Chi ha scritto la norma sembra non conoscere quanto delicate siano le nozioni dei beni pubblici evocati (ordine, incolumità, salute) e dei comportamenti che li possano esporre a pericolo. E quanto rischioso sia dunque (per le libertà individuali) rimetterne la determinazione ad una valutazione discrezionale di mera probabilità. Ne sarebbe controllabile il fondamento solo ex post, quando i fatti avvenuti avranno già dispiegato i loro effetti. Tra il giudizio di chi procede e quello di chi sarà chiamato a valutare (un’autorità amministrativa sovraordinata o quella giudiziaria) è inevitabile – fattualmente – che sia (intanto) prevalente il primo.

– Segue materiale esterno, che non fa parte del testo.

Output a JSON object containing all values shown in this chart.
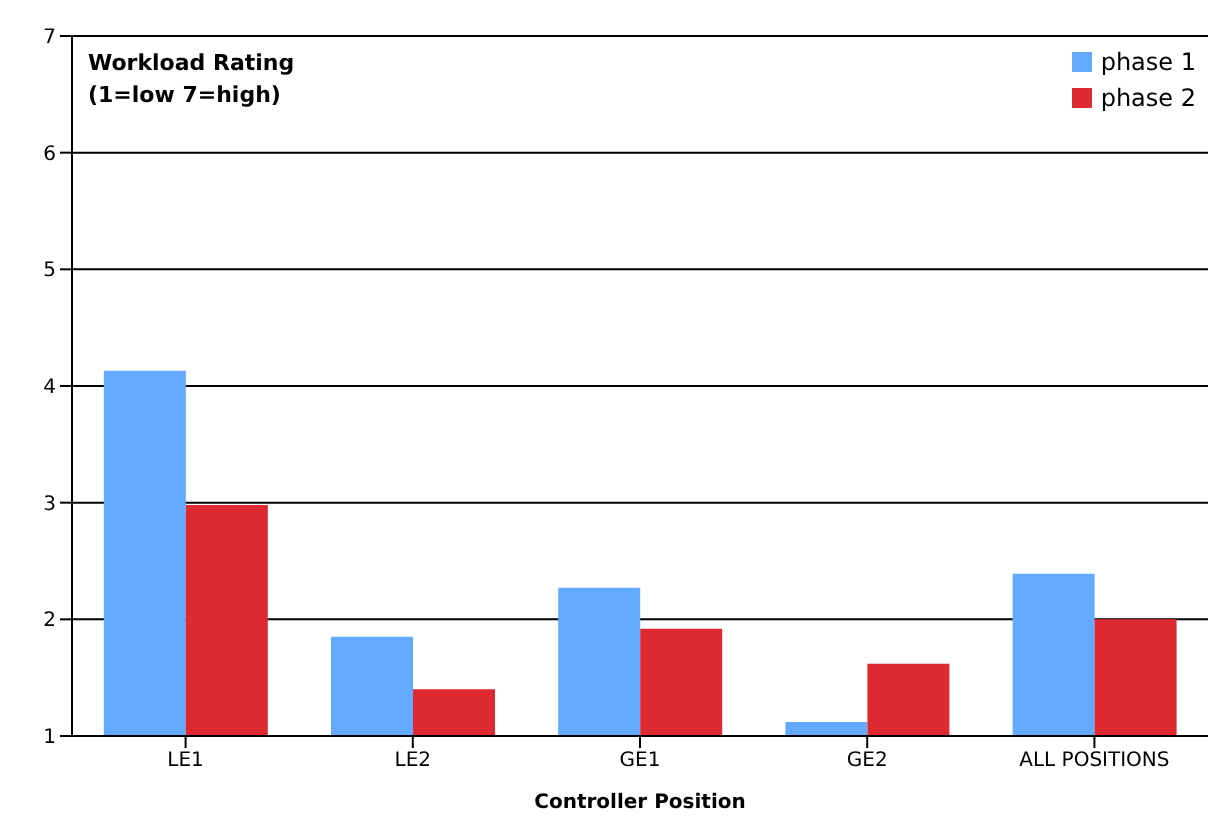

Una ragione in più perché si normino quelle circostanze con estrema prudenza. Dunque definendo con il massimo rigore i contorni dell’azione “esposta” e limitando solo a casi gravissimi (e ben tipizzati) eventuali conseguenze “anche” penali.  Senza dire che normative di tal tipo non dovrebbero trovare ingresso con un provvedimento di “urgenza”. Se i fatti sono esauriti, non si vede quale necessità e urgenza potrebbe sussistere. E se essi sono in corso, il provvedimento assegnerebbe natura “criminale” ad un fatto (che non lo aveva o non la aveva in quella dimensione) già avviato. In assoluta contraddizione con il principio di non retroattività della norma penale che – anche in questa disastrata nostra democrazia – dovrebbe pure avere ancora attenzione. Non capisco oltretutto come non si colga (nella attuale maggioranza) la palese contraddizione tra la – giusta – invocazione di una riforma della legge Severino e il procedere nel frattempo ad adottare norme come quelle in discussione.

È troppo poco assicurare che non si userà la norma nel senso (possibile) temuto. Quella norma in un ordinamento “civile”, prima ancora che democratico, non può esserci.